Kannon
Artist
Stanton MacDonald-Wright
(1890 - 1973)
Date1961
MediumOil on canvas
Dimensions36 x 30 in. (91.4 x 76.2 cm)
ClassificationsPainting
Credit LineGift of the Hilbert Collection
Object number2019.364
DescriptionEarly in his life MacDonald-Wright was a co-founder of Synchromism, the first American avant-garde art movement to gain international notice. While studying in Paris at the Sorbonne, Academie Julien and other schools, the young MacDonald-Wright was deeply influenced by the works of Cezanne, Matisse and the other French Impressionists, as well as by the color theories of his teachers. Synchromism attempted to connect the qualities of color to those of music, believing that both should be separated from representational attributes. Its adherents believed Synchromism to be the culmination of modernism, projecting art into the realm of the purely aesthetic. MacDonald-Wright’s style, however, returned to at least rudimentary representationalism shortly thereafter, and a viewer can detect recognizable subject matter in much of his work.

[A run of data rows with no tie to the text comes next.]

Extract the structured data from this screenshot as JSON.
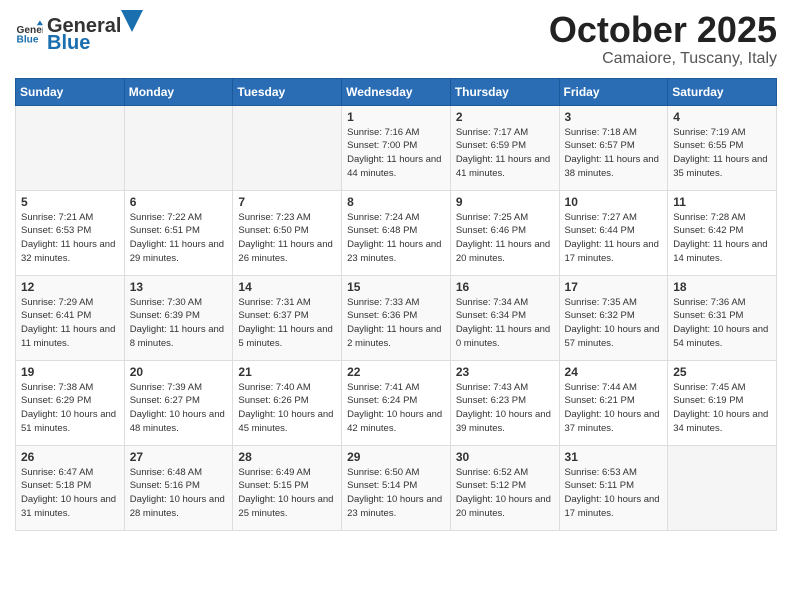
{
  "header": {
    "logo_general": "General",
    "logo_blue": "Blue",
    "month": "October 2025",
    "location": "Camaiore, Tuscany, Italy"
  },
  "days_of_week": [
    "Sunday",
    "Monday",
    "Tuesday",
    "Wednesday",
    "Thursday",
    "Friday",
    "Saturday"
  ],
  "weeks": [
    [
      {
        "day": "",
        "info": ""
      },
      {
        "day": "",
        "info": ""
      },
      {
        "day": "",
        "info": ""
      },
      {
        "day": "1",
        "info": "Sunrise: 7:16 AM\nSunset: 7:00 PM\nDaylight: 11 hours and 44 minutes."
      },
      {
        "day": "2",
        "info": "Sunrise: 7:17 AM\nSunset: 6:59 PM\nDaylight: 11 hours and 41 minutes."
      },
      {
        "day": "3",
        "info": "Sunrise: 7:18 AM\nSunset: 6:57 PM\nDaylight: 11 hours and 38 minutes."
      },
      {
        "day": "4",
        "info": "Sunrise: 7:19 AM\nSunset: 6:55 PM\nDaylight: 11 hours and 35 minutes."
      }
    ],
    [
      {
        "day": "5",
        "info": "Sunrise: 7:21 AM\nSunset: 6:53 PM\nDaylight: 11 hours and 32 minutes."
      },
      {
        "day": "6",
        "info": "Sunrise: 7:22 AM\nSunset: 6:51 PM\nDaylight: 11 hours and 29 minutes."
      },
      {
        "day": "7",
        "info": "Sunrise: 7:23 AM\nSunset: 6:50 PM\nDaylight: 11 hours and 26 minutes."
      },
      {
        "day": "8",
        "info": "Sunrise: 7:24 AM\nSunset: 6:48 PM\nDaylight: 11 hours and 23 minutes."
      },
      {
        "day": "9",
        "info": "Sunrise: 7:25 AM\nSunset: 6:46 PM\nDaylight: 11 hours and 20 minutes."
      },
      {
        "day": "10",
        "info": "Sunrise: 7:27 AM\nSunset: 6:44 PM\nDaylight: 11 hours and 17 minutes."
      },
      {
        "day": "11",
        "info": "Sunrise: 7:28 AM\nSunset: 6:42 PM\nDaylight: 11 hours and 14 minutes."
      }
    ],
    [
      {
        "day": "12",
        "info": "Sunrise: 7:29 AM\nSunset: 6:41 PM\nDaylight: 11 hours and 11 minutes."
      },
      {
        "day": "13",
        "info": "Sunrise: 7:30 AM\nSunset: 6:39 PM\nDaylight: 11 hours and 8 minutes."
      },
      {
        "day": "14",
        "info": "Sunrise: 7:31 AM\nSunset: 6:37 PM\nDaylight: 11 hours and 5 minutes."
      },
      {
        "day": "15",
        "info": "Sunrise: 7:33 AM\nSunset: 6:36 PM\nDaylight: 11 hours and 2 minutes."
      },
      {
        "day": "16",
        "info": "Sunrise: 7:34 AM\nSunset: 6:34 PM\nDaylight: 11 hours and 0 minutes."
      },
      {
        "day": "17",
        "info": "Sunrise: 7:35 AM\nSunset: 6:32 PM\nDaylight: 10 hours and 57 minutes."
      },
      {
        "day": "18",
        "info": "Sunrise: 7:36 AM\nSunset: 6:31 PM\nDaylight: 10 hours and 54 minutes."
      }
    ],
    [
      {
        "day": "19",
        "info": "Sunrise: 7:38 AM\nSunset: 6:29 PM\nDaylight: 10 hours and 51 minutes."
      },
      {
        "day": "20",
        "info": "Sunrise: 7:39 AM\nSunset: 6:27 PM\nDaylight: 10 hours and 48 minutes."
      },
      {
        "day": "21",
        "info": "Sunrise: 7:40 AM\nSunset: 6:26 PM\nDaylight: 10 hours and 45 minutes."
      },
      {
        "day": "22",
        "info": "Sunrise: 7:41 AM\nSunset: 6:24 PM\nDaylight: 10 hours and 42 minutes."
      },
      {
        "day": "23",
        "info": "Sunrise: 7:43 AM\nSunset: 6:23 PM\nDaylight: 10 hours and 39 minutes."
      },
      {
        "day": "24",
        "info": "Sunrise: 7:44 AM\nSunset: 6:21 PM\nDaylight: 10 hours and 37 minutes."
      },
      {
        "day": "25",
        "info": "Sunrise: 7:45 AM\nSunset: 6:19 PM\nDaylight: 10 hours and 34 minutes."
      }
    ],
    [
      {
        "day": "26",
        "info": "Sunrise: 6:47 AM\nSunset: 5:18 PM\nDaylight: 10 hours and 31 minutes."
      },
      {
        "day": "27",
        "info": "Sunrise: 6:48 AM\nSunset: 5:16 PM\nDaylight: 10 hours and 28 minutes."
      },
      {
        "day": "28",
        "info": "Sunrise: 6:49 AM\nSunset: 5:15 PM\nDaylight: 10 hours and 25 minutes."
      },
      {
        "day": "29",
        "info": "Sunrise: 6:50 AM\nSunset: 5:14 PM\nDaylight: 10 hours and 23 minutes."
      },
      {
        "day": "30",
        "info": "Sunrise: 6:52 AM\nSunset: 5:12 PM\nDaylight: 10 hours and 20 minutes."
      },
      {
        "day": "31",
        "info": "Sunrise: 6:53 AM\nSunset: 5:11 PM\nDaylight: 10 hours and 17 minutes."
      },
      {
        "day": "",
        "info": ""
      }
    ]
  ]
}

Along with Alfred Stieglitz, MacDonald-Wright organized the first exhibition of modern art in Los Angeles, “The Exhibition of American Modernists” at the L.A. County Museum of History, Science and Art in 1920. Later in his career, his imagination was captured by Japanese art and he re-adopted some Synchromist elements – resulting in paintings like this one, which depicts the Buddhist goddess of mercy, Kannon.
MacDonald-Wright’s paintings are in the permanent collections of the Museum of Modern Art, the Metropolitan Museum of Art, the Whitney Museum of American Art, the Brooklyn Museum, the Museum of Fine Arts in Boston, the Los Angeles County Museum of Art and the National Portrait Gallery, among other museums.